Open Power BI Desktop
Click Get Data
Enter url of your HDInsight Spark cluster.
Enter the cluster admin credentials. This is the same credentials for Ambari.
We are able to see a list of tables and views along with a preview of data. In my case, usdata is the database. Crimes and crimesgroupbytype are internal hive tables, crimes_ext is an external table and crimesgroupbytype_view is a view.
I selected crimes, crimesgroupbytype and crimesgroupbytype_view.
Click Load to generate queries for each
The Query Editor
When I click Apply & Close, the crimes query results in an error. My suspicion is that crimes has over a million rows where the other queries are only dealing with several hundred rows. Since this connector is in beta, perhaps I have to wait for final release.

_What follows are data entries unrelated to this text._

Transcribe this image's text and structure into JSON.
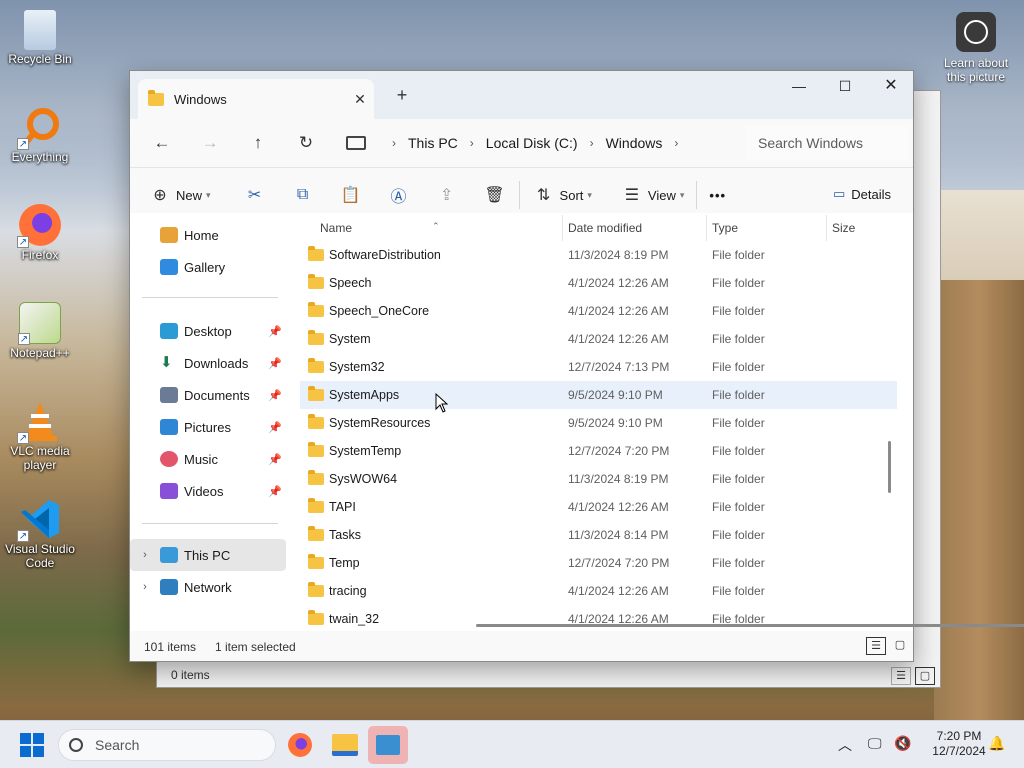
{
  "desktop": {
    "icons": [
      {
        "label": "Recycle Bin"
      },
      {
        "label": "Everything"
      },
      {
        "label": "Firefox"
      },
      {
        "label": "Notepad++"
      },
      {
        "label": "VLC media player"
      },
      {
        "label": "Visual Studio Code"
      }
    ],
    "learn": "Learn about this picture"
  },
  "window": {
    "tab_title": "Windows",
    "tab_close": "✕",
    "new_tab": "+",
    "minimize": "—",
    "maximize": "☐",
    "close": "✕",
    "breadcrumb": [
      "This PC",
      "Local Disk (C:)",
      "Windows"
    ],
    "search_placeholder": "Search Windows",
    "toolbar": {
      "new": "New",
      "sort": "Sort",
      "view": "View",
      "more": "•••",
      "details": "Details"
    },
    "nav": {
      "home": "Home",
      "gallery": "Gallery",
      "desktop": "Desktop",
      "downloads": "Downloads",
      "documents": "Documents",
      "pictures": "Pictures",
      "music": "Music",
      "videos": "Videos",
      "this_pc": "This PC",
      "network": "Network"
    },
    "columns": {
      "name": "Name",
      "date": "Date modified",
      "type": "Type",
      "size": "Size"
    },
    "files": [
      {
        "name": "SoftwareDistribution",
        "date": "11/3/2024 8:19 PM",
        "type": "File folder"
      },
      {
        "name": "Speech",
        "date": "4/1/2024 12:26 AM",
        "type": "File folder"
      },
      {
        "name": "Speech_OneCore",
        "date": "4/1/2024 12:26 AM",
        "type": "File folder"
      },
      {
        "name": "System",
        "date": "4/1/2024 12:26 AM",
        "type": "File folder"
      },
      {
        "name": "System32",
        "date": "12/7/2024 7:13 PM",
        "type": "File folder"
      },
      {
        "name": "SystemApps",
        "date": "9/5/2024 9:10 PM",
        "type": "File folder"
      },
      {
        "name": "SystemResources",
        "date": "9/5/2024 9:10 PM",
        "type": "File folder"
      },
      {
        "name": "SystemTemp",
        "date": "12/7/2024 7:20 PM",
        "type": "File folder"
      },
      {
        "name": "SysWOW64",
        "date": "11/3/2024 8:19 PM",
        "type": "File folder"
      },
      {
        "name": "TAPI",
        "date": "4/1/2024 12:26 AM",
        "type": "File folder"
      },
      {
        "name": "Tasks",
        "date": "11/3/2024 8:14 PM",
        "type": "File folder"
      },
      {
        "name": "Temp",
        "date": "12/7/2024 7:20 PM",
        "type": "File folder"
      },
      {
        "name": "tracing",
        "date": "4/1/2024 12:26 AM",
        "type": "File folder"
      },
      {
        "name": "twain_32",
        "date": "4/1/2024 12:26 AM",
        "type": "File folder"
      }
    ],
    "status": {
      "count": "101 items",
      "selected": "1 item selected"
    }
  },
  "back_window": {
    "status": "0 items"
  },
  "taskbar": {
    "search": "Search",
    "time": "7:20 PM",
    "date": "12/7/2024"
  },
  "colors": {
    "accent": "#0a6cd0",
    "folder": "#f6c342",
    "hover_row": "#e8f1fb"
  }
}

To continue, I delete usdata crimes query.
Click Close & Apply
In Report Page you can see your tables in Fields pane from the two queries
I build my report of number of crimes by each crime. Also filters to the right on year and crime type.
HDInsight and Power BI is a powerful combination to work with big data and the ability to transform, analyze and visualize data with Power BI desktop.